La quantité de données et de renseignements personnels qui sont recueillis par les gouvernements à l'échelle mondiale et la numérisation de tels renseignements ont mené à une réflexion quant à la manière dont ces renseignements doivent être utilisés et partagés non seulement entre les gouvernements, mais aussi avec les citoyens et le secteur privé. Les gouvernements réalisent qu'ils doivent aborder des concepts jusque-là inexplorés : définir des normes technologiques dans le secteur public et fournir des conseils et de la formation à leur importante main-d'œuvre qui doit composer avec ces nouvelles technologies, tout en tirant le maximum de la montagne de données qu'ils contrôlent.

Que font les gouvernements ailleurs dans le monde?

Dans la dernière décennie, le besoin de redéfinir le rôle crucial que les gouvernements doivent jouer dans l'économie numérique a été une priorité pour l'Organisation de coopération et de développement économiques (OCDE).[1]

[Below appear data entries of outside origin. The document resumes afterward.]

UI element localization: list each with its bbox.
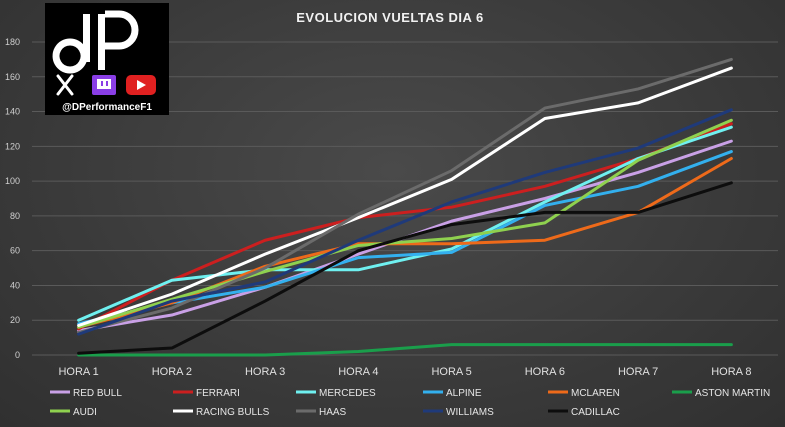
y-tick-label: 140 [5, 107, 20, 117]
series-line-mercedes [77, 125, 733, 322]
legend-label: ASTON MARTIN [695, 388, 770, 399]
y-tick-label: 60 [10, 246, 20, 256]
social-handle: @DPerformanceF1 [62, 102, 152, 113]
y-tick-label: 180 [5, 37, 20, 47]
x-tick-label: HORA 8 [711, 366, 751, 378]
series-line-ferrari [77, 122, 733, 331]
x-icon [56, 74, 74, 96]
y-tick-label: 40 [10, 280, 20, 290]
legend-label: WILLIAMS [446, 407, 494, 418]
twitch-icon [92, 75, 116, 95]
series-line-williams [77, 108, 733, 336]
y-tick-label: 100 [5, 176, 20, 186]
y-tick-label: 20 [10, 315, 20, 325]
series-line-racing-bulls [77, 66, 733, 327]
y-tick-label: 120 [5, 141, 20, 151]
logo-background [45, 3, 169, 115]
series-line-audi [77, 118, 733, 329]
brand-logo: @DPerformanceF1 [45, 3, 169, 115]
legend-label: RACING BULLS [196, 407, 270, 418]
y-axis-ticks: 0 20 40 60 80 100 120 140 160 180 [5, 37, 20, 360]
legend-label: CADILLAC [571, 407, 620, 418]
y-tick-label: 160 [5, 72, 20, 82]
youtube-icon [126, 75, 156, 95]
series-lines [77, 57, 733, 357]
legend-label: MCLAREN [571, 388, 620, 399]
legend-label: HAAS [319, 407, 347, 418]
legend: RED BULL FERRARI MERCEDES ALPINE MCLAREN ASTO… [50, 388, 770, 418]
series-line-cadillac [77, 181, 733, 355]
legend-label: ALPINE [446, 388, 482, 399]
y-tick-label: 80 [10, 211, 20, 221]
chart-title: EVOLUCION VUELTAS DIA 6 [296, 10, 484, 25]
dp-logo-mark [52, 10, 139, 74]
series-line-aston-martin [77, 343, 733, 357]
legend-label: MERCEDES [319, 388, 376, 399]
legend-label: AUDI [73, 407, 97, 418]
series-line-haas [77, 57, 733, 334]
x-tick-label: HORA 1 [58, 366, 98, 378]
legend-label: RED BULL [73, 388, 122, 399]
x-tick-label: HORA 7 [618, 366, 658, 378]
y-tick-label: 0 [15, 350, 20, 360]
x-tick-label: HORA 6 [525, 366, 565, 378]
x-axis-ticks: HORA 1 HORA 2 HORA 3 HORA 4 HORA 5 HORA 6 HORA… [58, 366, 751, 378]
x-tick-label: HORA 4 [338, 366, 378, 378]
x-tick-label: HORA 3 [245, 366, 285, 378]
x-tick-label: HORA 5 [431, 366, 471, 378]
legend-label: FERRARI [196, 388, 240, 399]
x-tick-label: HORA 2 [152, 366, 192, 378]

De nombreux pays adaptent actuellement la machine gouvernementale pour faire face au monde numérique et aux menaces qui s'y trouvent, mais aussi pour tirer profit des nouvelles méthodes de recherche de connaissances grâce à l'intelligence artificielle et aux mégadonnées, qui utilisent toutes deux des quantités énormes de données pour étayer leurs analyses. Par ailleurs, les données recueillies et conservées par les gouvernements eux-mêmes sont une source potentielle de savoir, lequel permet d'améliorer la situation des citoyens et favorise la création de richesse.

France

La France a créé dès 2014 le poste d'administrateur général des données[2], dont le rôle est de coordonner l'exploitation, la production et la circulation des données par l'administration publique dans le but de contribuer à l'évaluation de la politique publique, d'encourager la transparence et de stimuler la recherche et l'innovation.

Royaume-Uni

Le Royaume-Uni a accompli d'énormes efforts de numérisation et a pu annoncer fièrement sa deuxième place dans le Digital Government Index de l'OCDE[3].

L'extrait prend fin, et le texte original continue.